Les actes de violence contre les Palestiniens connaissent une forte augmentation ces derniers mois, plongeant la Cisjordanie, occupée par Israël depuis 1967, dans un climat de tension insupportable. Le ministre israélien des Affaires étrangères, Gideon Saar, a dénoncé l'accord, le qualifiant de décision « arbitraire » et de manipulation politique. Il insiste sur le fait qu'Israël défend le droit des Juifs à s'installer sur cette terre.

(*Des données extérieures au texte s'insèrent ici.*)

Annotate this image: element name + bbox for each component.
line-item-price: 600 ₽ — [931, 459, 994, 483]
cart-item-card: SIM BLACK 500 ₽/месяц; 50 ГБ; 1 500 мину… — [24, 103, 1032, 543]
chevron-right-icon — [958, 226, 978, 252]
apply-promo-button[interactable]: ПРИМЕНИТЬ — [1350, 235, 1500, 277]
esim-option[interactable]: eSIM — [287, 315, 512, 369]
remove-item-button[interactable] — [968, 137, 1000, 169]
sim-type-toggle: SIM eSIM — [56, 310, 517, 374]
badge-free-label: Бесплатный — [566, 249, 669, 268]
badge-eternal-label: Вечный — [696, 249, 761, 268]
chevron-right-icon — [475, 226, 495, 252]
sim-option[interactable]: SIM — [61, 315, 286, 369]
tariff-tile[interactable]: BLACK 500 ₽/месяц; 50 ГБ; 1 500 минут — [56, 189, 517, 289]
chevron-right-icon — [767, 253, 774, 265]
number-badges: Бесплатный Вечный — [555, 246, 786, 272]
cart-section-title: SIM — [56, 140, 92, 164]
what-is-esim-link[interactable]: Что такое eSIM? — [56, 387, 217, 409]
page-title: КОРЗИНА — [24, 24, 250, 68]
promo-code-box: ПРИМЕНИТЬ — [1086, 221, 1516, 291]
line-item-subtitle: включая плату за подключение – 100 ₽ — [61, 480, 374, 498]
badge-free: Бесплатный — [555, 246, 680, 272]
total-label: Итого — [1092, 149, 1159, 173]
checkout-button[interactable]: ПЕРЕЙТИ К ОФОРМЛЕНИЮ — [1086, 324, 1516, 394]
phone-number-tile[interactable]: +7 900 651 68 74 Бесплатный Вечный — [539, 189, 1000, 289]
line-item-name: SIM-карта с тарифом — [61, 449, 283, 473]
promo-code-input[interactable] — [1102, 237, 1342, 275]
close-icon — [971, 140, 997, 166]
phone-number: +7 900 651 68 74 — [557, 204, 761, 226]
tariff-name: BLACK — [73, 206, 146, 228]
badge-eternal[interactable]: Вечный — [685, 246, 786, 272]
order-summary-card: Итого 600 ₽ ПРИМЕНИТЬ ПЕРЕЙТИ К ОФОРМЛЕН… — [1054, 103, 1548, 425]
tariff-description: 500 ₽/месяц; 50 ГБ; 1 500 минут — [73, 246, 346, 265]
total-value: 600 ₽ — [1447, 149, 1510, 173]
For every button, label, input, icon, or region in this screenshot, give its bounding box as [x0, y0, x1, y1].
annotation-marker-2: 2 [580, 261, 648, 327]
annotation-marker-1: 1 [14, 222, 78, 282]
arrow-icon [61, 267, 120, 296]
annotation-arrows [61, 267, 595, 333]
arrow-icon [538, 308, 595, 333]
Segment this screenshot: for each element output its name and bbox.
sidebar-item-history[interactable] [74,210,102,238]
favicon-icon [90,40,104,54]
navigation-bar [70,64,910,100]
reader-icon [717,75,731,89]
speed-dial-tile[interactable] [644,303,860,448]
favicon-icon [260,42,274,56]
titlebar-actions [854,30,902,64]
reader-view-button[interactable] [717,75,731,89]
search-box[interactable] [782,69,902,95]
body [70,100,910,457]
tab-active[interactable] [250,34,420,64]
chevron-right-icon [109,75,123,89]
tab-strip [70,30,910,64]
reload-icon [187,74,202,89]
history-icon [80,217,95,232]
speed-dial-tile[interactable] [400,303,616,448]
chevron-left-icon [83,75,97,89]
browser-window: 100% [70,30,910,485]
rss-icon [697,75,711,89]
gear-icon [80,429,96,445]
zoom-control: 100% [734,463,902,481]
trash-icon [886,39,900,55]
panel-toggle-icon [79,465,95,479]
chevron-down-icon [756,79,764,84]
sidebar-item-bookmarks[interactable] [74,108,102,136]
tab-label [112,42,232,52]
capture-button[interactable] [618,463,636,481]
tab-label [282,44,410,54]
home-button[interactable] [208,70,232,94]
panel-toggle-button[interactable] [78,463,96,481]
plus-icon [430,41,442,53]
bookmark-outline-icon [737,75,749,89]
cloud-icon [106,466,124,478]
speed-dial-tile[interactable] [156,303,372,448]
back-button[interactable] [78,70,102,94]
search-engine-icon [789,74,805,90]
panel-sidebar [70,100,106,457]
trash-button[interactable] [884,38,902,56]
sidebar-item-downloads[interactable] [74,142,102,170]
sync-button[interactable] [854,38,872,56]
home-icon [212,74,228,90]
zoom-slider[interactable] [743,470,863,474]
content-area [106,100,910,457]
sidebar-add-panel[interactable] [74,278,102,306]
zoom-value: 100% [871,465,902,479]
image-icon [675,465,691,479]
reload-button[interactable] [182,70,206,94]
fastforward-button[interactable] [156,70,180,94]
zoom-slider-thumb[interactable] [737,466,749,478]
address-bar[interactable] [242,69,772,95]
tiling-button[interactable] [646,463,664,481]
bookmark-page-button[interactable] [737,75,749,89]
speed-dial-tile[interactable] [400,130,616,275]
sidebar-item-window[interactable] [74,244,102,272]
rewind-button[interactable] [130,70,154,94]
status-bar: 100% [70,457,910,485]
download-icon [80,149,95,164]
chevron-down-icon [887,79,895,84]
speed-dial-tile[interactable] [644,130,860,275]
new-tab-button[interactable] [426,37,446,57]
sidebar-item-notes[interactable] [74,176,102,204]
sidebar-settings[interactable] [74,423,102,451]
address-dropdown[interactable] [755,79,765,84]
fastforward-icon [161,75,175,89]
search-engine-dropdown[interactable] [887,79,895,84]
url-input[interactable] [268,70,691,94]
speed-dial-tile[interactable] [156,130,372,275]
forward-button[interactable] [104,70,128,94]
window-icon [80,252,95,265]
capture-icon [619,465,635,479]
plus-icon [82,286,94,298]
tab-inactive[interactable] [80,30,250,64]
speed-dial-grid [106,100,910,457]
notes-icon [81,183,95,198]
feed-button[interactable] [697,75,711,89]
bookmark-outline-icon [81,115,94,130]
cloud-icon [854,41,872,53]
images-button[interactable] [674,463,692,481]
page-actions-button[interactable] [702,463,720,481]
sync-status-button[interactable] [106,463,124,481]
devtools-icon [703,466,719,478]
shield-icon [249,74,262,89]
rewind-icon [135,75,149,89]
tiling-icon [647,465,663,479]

D'autres sanctions à l'encontre de responsables du mouvement Hamas ont également été évoquées dans le cadre des négociations diplomatiques, selon Jean-Noël Barrot.
Le climat de violence en Cisjordanie reste préoccupant : plus de 1.000 Palestiniens, incluant des civils, ont perdu la vie depuis le début des récents conflits, une tragédie documentée par l'Agence France-Presse.
Les sanctions visent principalement sept colons extrémistes et douze membres du Hamas, illustrant l'engagement de l'Union européenne à répondre à la montée de la violence. Cette situation a suscité de vive inquiétude et des appels à la paix, notamment de la part d'organisations de défense des droits de l'homme.
Les commentateurs s'accordent à dire que cette décision pourrait exacerber les tensions entre l'UE et Israël, accentuant la nécessité d'un dialogue constructif pour établir une paix durable dans la région.